Saturday, October 18, 2003

The Beeb tracks the replacement of the former Bolivian President Gonzalo Sanchez de Lozada with his Vice-President (and now President) Carlos Mesa. This comes in the wake of massive protests in Bolivia over Sanchez de Lozada's plan to export natural gas; I had heard some speculation last week that this could turn into a revolution if the President didn't do something about it. He did. He left. He's now in Miami.

It looks like the protestors got what they wanted:

A respected journalist and political independent, Mr Mesa immediately pledged to hold "a binding referendum" on the plan to export gas to the US and Mexico.
There's a related story on the protestors explaining their beefs:

So why the protests?

Mainly because macro-economic arguments [about growth] cut no ice with Bolivia's impoverished indigenous Indian majority, who feel that the economy is run for the benefit of a wealthy elite.

Bolivia has been a democracy since 1982 after decades of political instability and repeated military coups. But during that time, inequalities of wealth have increased and there has been no reduction in poverty.

As a result, ingrained Latin American hostility to giving up control over natural resources has now combined with the Bolivian masses' wider sense of economic exclusion to produce a socially explosive mixture.

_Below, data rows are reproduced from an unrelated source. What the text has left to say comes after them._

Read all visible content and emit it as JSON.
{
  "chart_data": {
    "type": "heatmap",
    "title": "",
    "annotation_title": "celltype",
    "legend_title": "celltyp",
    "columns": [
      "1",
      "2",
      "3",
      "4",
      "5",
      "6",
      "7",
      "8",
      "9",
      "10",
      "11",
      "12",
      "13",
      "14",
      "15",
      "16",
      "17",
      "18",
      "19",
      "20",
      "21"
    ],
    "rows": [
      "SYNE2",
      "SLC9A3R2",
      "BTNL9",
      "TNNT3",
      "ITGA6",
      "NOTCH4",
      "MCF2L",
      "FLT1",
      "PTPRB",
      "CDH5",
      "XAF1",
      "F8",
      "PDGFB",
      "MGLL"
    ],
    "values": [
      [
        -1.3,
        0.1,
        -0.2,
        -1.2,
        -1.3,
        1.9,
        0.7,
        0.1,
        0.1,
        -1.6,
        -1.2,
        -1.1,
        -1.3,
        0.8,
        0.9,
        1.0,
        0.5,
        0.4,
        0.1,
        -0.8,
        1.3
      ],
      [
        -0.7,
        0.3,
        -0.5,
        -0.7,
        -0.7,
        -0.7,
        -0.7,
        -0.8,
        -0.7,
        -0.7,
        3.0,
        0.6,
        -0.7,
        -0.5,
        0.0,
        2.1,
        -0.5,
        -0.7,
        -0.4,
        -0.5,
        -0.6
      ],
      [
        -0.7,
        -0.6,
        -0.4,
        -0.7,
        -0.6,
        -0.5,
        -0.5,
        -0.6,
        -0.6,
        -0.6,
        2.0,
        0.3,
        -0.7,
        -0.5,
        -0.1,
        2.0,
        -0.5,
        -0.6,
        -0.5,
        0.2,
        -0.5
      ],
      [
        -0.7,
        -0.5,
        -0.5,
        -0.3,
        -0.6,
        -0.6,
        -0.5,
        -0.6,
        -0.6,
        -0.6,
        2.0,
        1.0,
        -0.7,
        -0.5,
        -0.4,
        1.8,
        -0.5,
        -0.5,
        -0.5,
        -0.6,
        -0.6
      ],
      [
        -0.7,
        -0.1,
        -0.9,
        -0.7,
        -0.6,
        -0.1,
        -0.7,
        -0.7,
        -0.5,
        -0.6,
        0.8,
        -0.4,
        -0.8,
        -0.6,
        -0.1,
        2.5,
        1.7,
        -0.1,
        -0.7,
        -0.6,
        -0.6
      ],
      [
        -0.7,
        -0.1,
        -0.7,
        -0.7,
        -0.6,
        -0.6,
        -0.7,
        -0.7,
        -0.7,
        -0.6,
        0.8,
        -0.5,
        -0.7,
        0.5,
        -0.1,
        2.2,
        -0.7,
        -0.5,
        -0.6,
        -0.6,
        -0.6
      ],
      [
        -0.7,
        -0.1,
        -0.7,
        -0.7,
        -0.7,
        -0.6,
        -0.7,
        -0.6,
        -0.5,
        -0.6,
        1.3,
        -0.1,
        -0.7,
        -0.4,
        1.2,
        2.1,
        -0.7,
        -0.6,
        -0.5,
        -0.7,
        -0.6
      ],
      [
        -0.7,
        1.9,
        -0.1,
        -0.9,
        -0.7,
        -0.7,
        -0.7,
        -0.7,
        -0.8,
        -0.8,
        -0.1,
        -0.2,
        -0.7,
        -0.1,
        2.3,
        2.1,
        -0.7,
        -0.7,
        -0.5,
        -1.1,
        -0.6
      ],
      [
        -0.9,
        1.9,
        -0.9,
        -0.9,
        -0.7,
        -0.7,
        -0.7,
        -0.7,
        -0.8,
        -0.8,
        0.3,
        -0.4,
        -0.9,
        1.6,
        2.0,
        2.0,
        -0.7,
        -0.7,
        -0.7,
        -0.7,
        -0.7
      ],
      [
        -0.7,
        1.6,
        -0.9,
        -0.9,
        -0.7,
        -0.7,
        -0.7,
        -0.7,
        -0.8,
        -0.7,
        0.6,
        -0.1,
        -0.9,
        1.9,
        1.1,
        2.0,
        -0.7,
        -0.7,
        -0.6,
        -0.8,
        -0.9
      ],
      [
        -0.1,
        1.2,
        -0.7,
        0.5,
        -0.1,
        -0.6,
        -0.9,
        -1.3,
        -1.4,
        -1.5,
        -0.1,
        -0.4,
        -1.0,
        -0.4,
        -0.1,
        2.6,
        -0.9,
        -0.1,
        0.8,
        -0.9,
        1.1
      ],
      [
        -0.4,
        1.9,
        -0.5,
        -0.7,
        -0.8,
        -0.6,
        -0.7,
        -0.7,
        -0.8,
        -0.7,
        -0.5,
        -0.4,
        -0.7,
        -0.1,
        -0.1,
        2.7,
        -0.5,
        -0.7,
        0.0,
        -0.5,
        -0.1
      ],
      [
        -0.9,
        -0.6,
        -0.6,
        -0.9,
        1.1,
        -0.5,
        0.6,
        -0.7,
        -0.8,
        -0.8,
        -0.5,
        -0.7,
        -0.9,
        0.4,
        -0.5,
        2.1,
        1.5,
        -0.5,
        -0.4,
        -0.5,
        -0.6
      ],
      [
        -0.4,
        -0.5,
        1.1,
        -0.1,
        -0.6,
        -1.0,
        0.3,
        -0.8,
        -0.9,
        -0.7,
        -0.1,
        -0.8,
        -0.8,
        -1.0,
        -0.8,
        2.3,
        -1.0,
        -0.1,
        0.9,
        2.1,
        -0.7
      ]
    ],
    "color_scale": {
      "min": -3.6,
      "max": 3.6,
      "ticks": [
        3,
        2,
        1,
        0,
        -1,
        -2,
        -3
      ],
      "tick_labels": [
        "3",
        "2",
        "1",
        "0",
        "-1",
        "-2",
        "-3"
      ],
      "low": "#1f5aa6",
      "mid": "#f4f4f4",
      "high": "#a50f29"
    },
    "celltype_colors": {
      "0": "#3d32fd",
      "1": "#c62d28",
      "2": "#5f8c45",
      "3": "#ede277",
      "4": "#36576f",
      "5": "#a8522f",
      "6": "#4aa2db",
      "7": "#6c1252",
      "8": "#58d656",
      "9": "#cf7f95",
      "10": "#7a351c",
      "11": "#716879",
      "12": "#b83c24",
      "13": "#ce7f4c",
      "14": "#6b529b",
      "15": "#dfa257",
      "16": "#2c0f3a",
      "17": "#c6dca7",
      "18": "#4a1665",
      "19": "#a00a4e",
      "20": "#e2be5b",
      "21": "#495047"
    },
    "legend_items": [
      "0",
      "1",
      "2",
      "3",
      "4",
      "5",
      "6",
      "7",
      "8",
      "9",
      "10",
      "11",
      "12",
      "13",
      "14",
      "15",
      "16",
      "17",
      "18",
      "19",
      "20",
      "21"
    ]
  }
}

Nationalism also plays a key role. The idea of selling off Bolivia's gas to the US was always certain to anger the president's left-wing opponents, fearful of being exploited by the "gringos" to the north.

Bolivian pride was further dented by the idea of exporting the gas by way of a Chilean port - an outlet that was in fact part of Bolivian territory until Chile seized Bolivia's coastline in their 1879-83 war.

What have the protesters been demanding?

As far as Bolivia's gas reserves are concerned, the protesters are calling for them to be nationalised and made available exclusively to the Bolivian people.

They are unconvinced by economists who say that it would take no more than 1% of Bolivia's reserves to satisfy the country's entire market in gas.

Other demands include higher wages, better pensions, comprehensive land reform and Bolivia's withdrawal from the planned Free Trade Area of the Americas.
I'm not sure what I think of these demands... the money for said higher wages and better pensions has to come from somewhere, but there's an important lesson in this: despite the hyper-focus on Middle Eastern security in the media and by American policymakers, the issues of development and inequality that ignites protests across the Americas never went away, and we ignore them at our peril.